Who Knew What Tau In Oligodendrocytes Can Do?

Being tuned in to the changes in life and staying current makes you young at heart. As life evolves, the ability to adapt moves your life forward, allowing you to thrive. By contrast, functional rigidity would undermine health and, ultimately, life itself. The brain, our most magical place, allows us to imagine, remember, and move.

In the brain, cells called oligodendrocytes (OLGs) surround the axons with myelin as these cells can extend cellular processes. It is ultimately the correct thickness of the myelin around the axon that makes it possible for humanity to function.

Recent studies have shown that what makes cellular process extension and myelination possible is not a one-time life event occurring largely at postnatal life. Such events persist indeed for an entire lifetime during the many challenges of life. For OLGs to extend cellular processes and form myelin, the cytoskeleton protein tau must properly function in these cells. The function of tau relies on its ability to bind to the cytoskeleton and regulate various cell functions. By contrast, when tau cannot bind the cytoskeleton, cells cannot transport critical loads within the cells, cells cannot recycle proteins, and cell functions break down not only for OLGs but also for neurons.

The neurons are indeed lifelong partners of OLGs, depending on healthy myelin to properly function. Tau consists of various tau protein isoforms due to precise regulation. Complexity is derived also from highly-regulated phosphorylation and other post-translational modifications. Finely-tuned tau protein function is required early in life and during a lifetime. Should tau in OLGs fail the support of cellular processes, neuronal demise would follow.

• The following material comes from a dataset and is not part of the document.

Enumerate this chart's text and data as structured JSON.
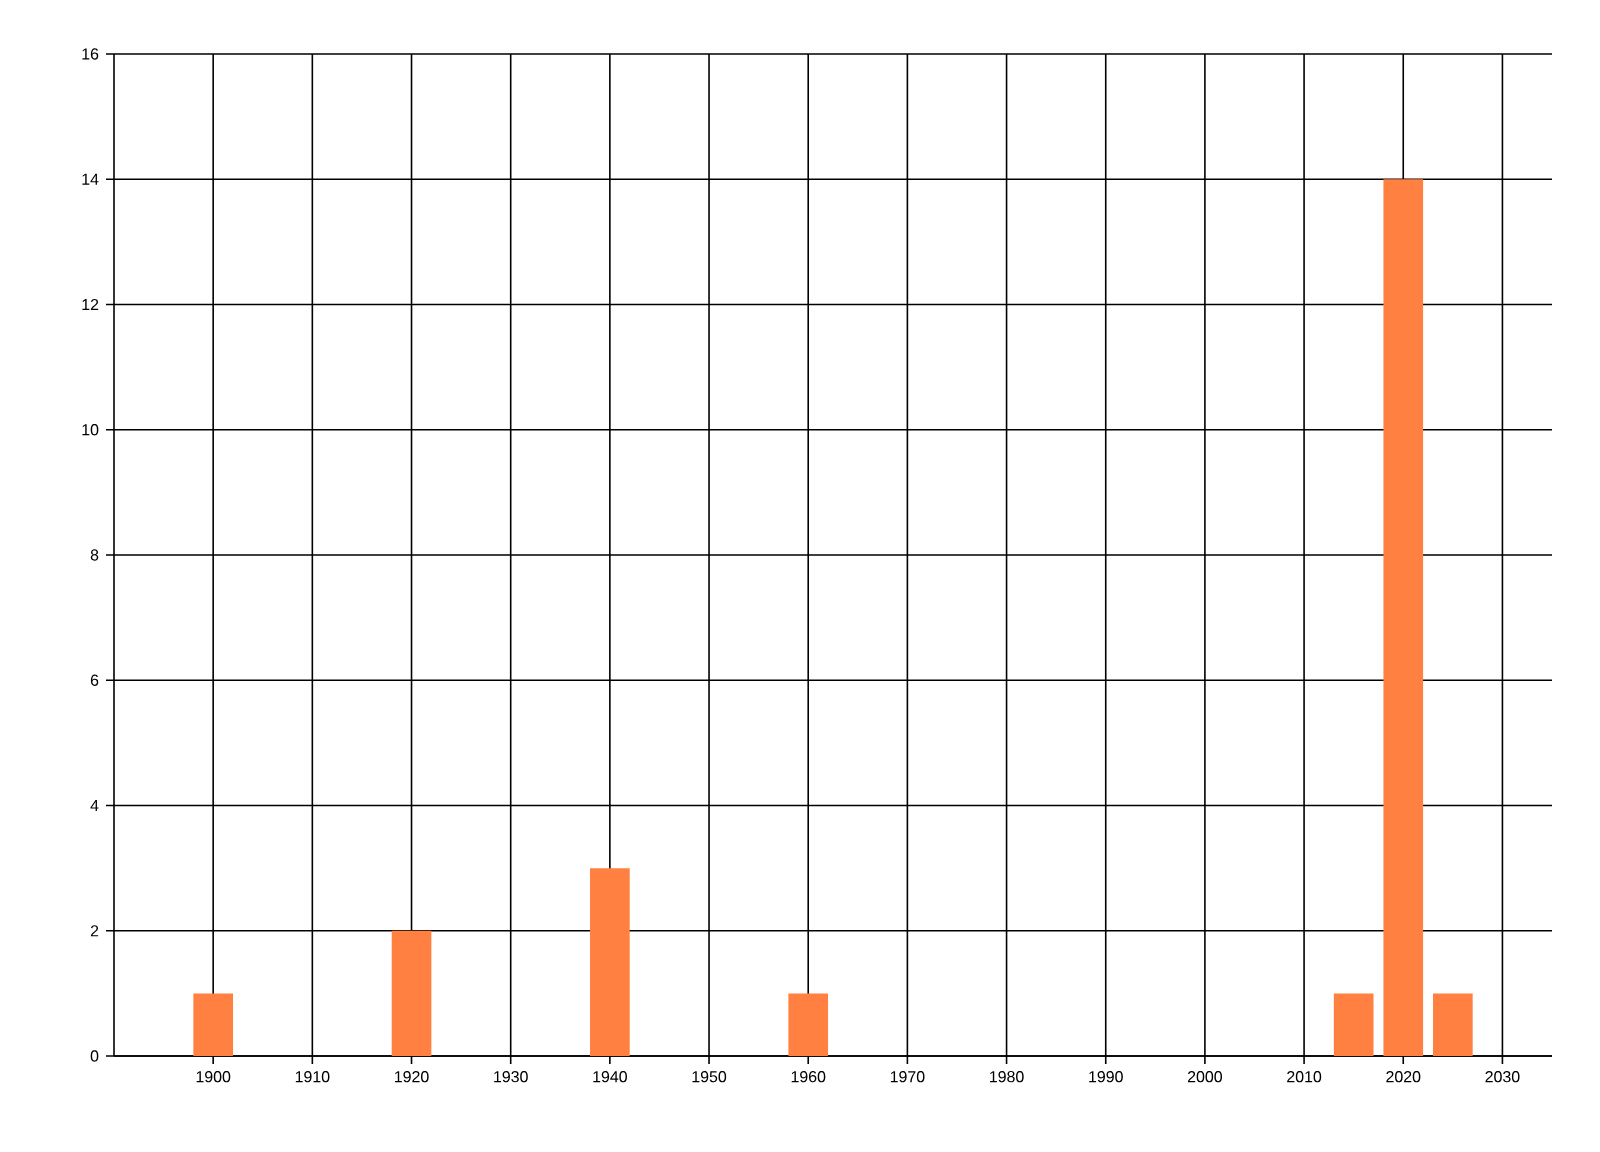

Both animal studies and clinical evidence have shown that a defect of tau in OLGs causes defects in myelin and neuronal functions, often resulting in abnormal gait. Furthermore, the ability of neuronal activity to modulate myelin sets it as an essential player, making possible both brain health and plasticity. It is well established that the abnormal phosphorylation of tau is present and characterizes diseases of memory. Such diseases include Alzheimer’s disease and other diseases with alterations in cognitive functions, some of which have a pathology of tau in OLGs.

Usually, myelin must be healthy for proper brain function. In Alzheimer’s disease, myelin alteration has been recognized as a quite early event, and such early anomaly seems to prime progressive central nervous system degeneration. The regulation of tau as OLGs embark in the challenge of a lifetime is largely unknown. In particular, experience-based regulation of tau in OLGs must be considered a potential new therapeutic approach to prevent and treat dysfunctions in cognitive functions. Thus, Alzheimer’s research focused on tau in OLGs might provide new therapeutic avenues to prevent and treat this devastating disease and other forms of dementia.

Due to the lack of effective therapeutic approaches for this disease, the research on tau in OLGs might reveal new avenues for the understanding and treatment of many forms of dementia.

These findings are described in the article entitled Tau in Oligodendrocytes Takes Neurons in Sickness and in Health, recently published in the International Journal of Molecular Sciences.